Но что мне сказать, как оправдать себя, если и после этого обстоятельного рассказа приходится признаться в том, что я все еще не достиг цели и надеюсь достичь ее впредь только окольным путем! Во всяком случае, я хотел бы отметить вот что: если юмористу дозволено перескакивать с пятого на десятое, если он дерзко предоставляет читателю отыскивать среди недосказанного, что вообще можно оттуда извлечь, то почему не разрешить человеку рассудительному и разумному прибегнуть к странной на первый взгляд методе и рассредоточить действие, но с тем, чтобы потом увидели его собранным и отраженным в одной точке и узнали, как под разнообразнейшими воздействиями человек поневоле приходит к решению, которого не принял бы ни по внутреннему влечению, ни по внешнему поводу?

Как ни много остается мне еще сказать, я могу выбрать, что предпочесть для начала; но и это все равно, тебе надобно набраться терпения и читать дальше и дальше, и тогда вдруг вполне естественно выговорится то, что показалось бы тебе, будь оно высказано одним словом, весьма странным, так что ты не захотела бы потом даже заглянуть в это предназначенное все разъяснить введение.

Ну вот, чтобы хоть как-то войти в колею, я опять оглянусь на ту уключину и припомню один разговор с нашим испытанным другом Ярно, коего я встретил в горах под именем Монтана; разговор этот вызвал во мне совсем особые чувства, хотя завел я его случайно. Ход нашей жизни таинствен, его нельзя рассчитать заранее. Ты, конечно, помнишь сумку с инструментом, которую извлек ваш превосходный хирург в тот миг, когда ты приблизилась и спасла меня, лежавшего замертво в лесу? Она сразу привлекла мой взгляд и произвела такое глубокое впечатление, что я был в восторге, увидев ее спустя несколько лет в руках молодого врача.

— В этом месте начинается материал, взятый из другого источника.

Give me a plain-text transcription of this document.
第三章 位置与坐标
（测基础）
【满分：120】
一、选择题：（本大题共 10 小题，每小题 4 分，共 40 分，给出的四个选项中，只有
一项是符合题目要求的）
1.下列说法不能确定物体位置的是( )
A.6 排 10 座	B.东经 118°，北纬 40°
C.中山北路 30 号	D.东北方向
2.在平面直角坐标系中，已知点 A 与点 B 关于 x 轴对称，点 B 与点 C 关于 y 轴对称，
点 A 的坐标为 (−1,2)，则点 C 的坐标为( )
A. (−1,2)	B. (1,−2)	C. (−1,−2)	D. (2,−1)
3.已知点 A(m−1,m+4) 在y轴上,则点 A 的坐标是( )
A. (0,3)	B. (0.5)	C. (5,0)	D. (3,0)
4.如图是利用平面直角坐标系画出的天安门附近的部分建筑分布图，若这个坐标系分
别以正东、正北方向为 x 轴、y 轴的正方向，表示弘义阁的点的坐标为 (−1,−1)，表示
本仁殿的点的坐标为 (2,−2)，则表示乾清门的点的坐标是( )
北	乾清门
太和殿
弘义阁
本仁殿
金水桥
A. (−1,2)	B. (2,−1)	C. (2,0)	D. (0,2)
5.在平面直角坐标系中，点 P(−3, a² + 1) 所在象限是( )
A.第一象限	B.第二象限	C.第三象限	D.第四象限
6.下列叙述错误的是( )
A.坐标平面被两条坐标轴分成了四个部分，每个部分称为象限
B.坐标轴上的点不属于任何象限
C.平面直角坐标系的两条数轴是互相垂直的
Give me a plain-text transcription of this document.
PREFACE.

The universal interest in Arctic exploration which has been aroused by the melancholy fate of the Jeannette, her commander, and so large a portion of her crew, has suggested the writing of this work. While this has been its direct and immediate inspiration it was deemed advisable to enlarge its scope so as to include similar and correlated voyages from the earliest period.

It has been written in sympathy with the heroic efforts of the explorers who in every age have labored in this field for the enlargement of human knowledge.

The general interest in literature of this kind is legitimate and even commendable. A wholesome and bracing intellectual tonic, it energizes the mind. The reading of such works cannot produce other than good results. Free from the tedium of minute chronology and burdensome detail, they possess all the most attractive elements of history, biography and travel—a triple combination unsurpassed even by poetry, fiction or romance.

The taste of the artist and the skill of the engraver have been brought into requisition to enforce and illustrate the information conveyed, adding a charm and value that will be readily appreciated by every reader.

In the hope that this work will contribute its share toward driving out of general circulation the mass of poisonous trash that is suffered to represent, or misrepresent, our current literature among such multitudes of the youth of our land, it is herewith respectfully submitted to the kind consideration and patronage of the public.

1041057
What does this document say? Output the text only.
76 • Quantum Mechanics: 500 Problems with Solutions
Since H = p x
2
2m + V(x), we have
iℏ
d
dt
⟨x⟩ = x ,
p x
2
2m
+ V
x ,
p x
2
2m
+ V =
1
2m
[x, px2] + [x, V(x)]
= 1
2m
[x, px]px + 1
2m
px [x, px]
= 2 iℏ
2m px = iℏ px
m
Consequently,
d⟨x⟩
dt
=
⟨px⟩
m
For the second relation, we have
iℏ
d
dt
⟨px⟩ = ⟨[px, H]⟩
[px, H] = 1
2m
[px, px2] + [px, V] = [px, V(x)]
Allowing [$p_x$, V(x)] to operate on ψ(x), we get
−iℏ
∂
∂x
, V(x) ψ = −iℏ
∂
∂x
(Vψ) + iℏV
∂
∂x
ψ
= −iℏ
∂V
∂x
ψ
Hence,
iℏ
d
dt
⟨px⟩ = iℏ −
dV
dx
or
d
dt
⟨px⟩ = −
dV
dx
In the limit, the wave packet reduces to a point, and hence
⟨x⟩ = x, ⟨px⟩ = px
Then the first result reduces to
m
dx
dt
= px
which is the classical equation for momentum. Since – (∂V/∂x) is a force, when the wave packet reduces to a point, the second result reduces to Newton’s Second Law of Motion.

Тот не особенно ее ценил; все инструменты стали за последнее время совершеннее и целесообразнее, и мне тем проще было приобрести сумку, что продажа облегчала ему покупку нового набора. С тех пор я всегда носил ее с собой, не ради нужды, а ради отрадных воспоминаний, — ведь она была свидетелем того мига, когда началось мое счастье, достичь которого мне предстояло лишь долгим кружным путем.

Ярно случайно увидал ее, когда мы ночевали у угольщика, сразу узнал и в ответ на мои объяснения возразил: «Я не имею ничего против таких фетишей, напоминающих о неожиданном благе, о важных последствиях ничего не значащего происшествия; они возносят нас ввысь, как все, что указывает на непостижимое, ободряют в минуты смущения и помогают ожить надеждам; но было бы еще лучше, если бы эти орудия побудили тебя узнать, как их применяют, как делают то, чего они молча от тебя требуют».

«Скажу тебе откровенно, — отвечал я, — что мне много раз приходило в голову то же самое, и внутренний голос, пробуждавшийся во мне, требовал признать, что это и есть мое настоящее призвание». Я рассказал ему историю об утонувших мальчиках, о том, что их, как я слышал, спасли бы, если бы отворили им жилу; тогда я вознамерился этому обучиться, но каждый час все больше стирал у меня из памяти это намерение.

«Так вернись к нему теперь! — отозвался Ярно. — Ты уже столько лет у меня на глазах занимаешься только теми вещами, что относятся или касаются до человеческого сердца, ума, души и как бишь их там еще называют, а много ли от этого проку и тебе и другим? Что бы ни было причиной душевных страданий — несчастье или наш собственный промах, но излечить от них здравый смысл не может, разум почти не может, время может, но не до конца, и только неустанная деятельность излечивает совсем. Тут пусть каждый трудится сам на себя и сам за себя; ты мог убедиться в этом и на собственном, и на чужом примере».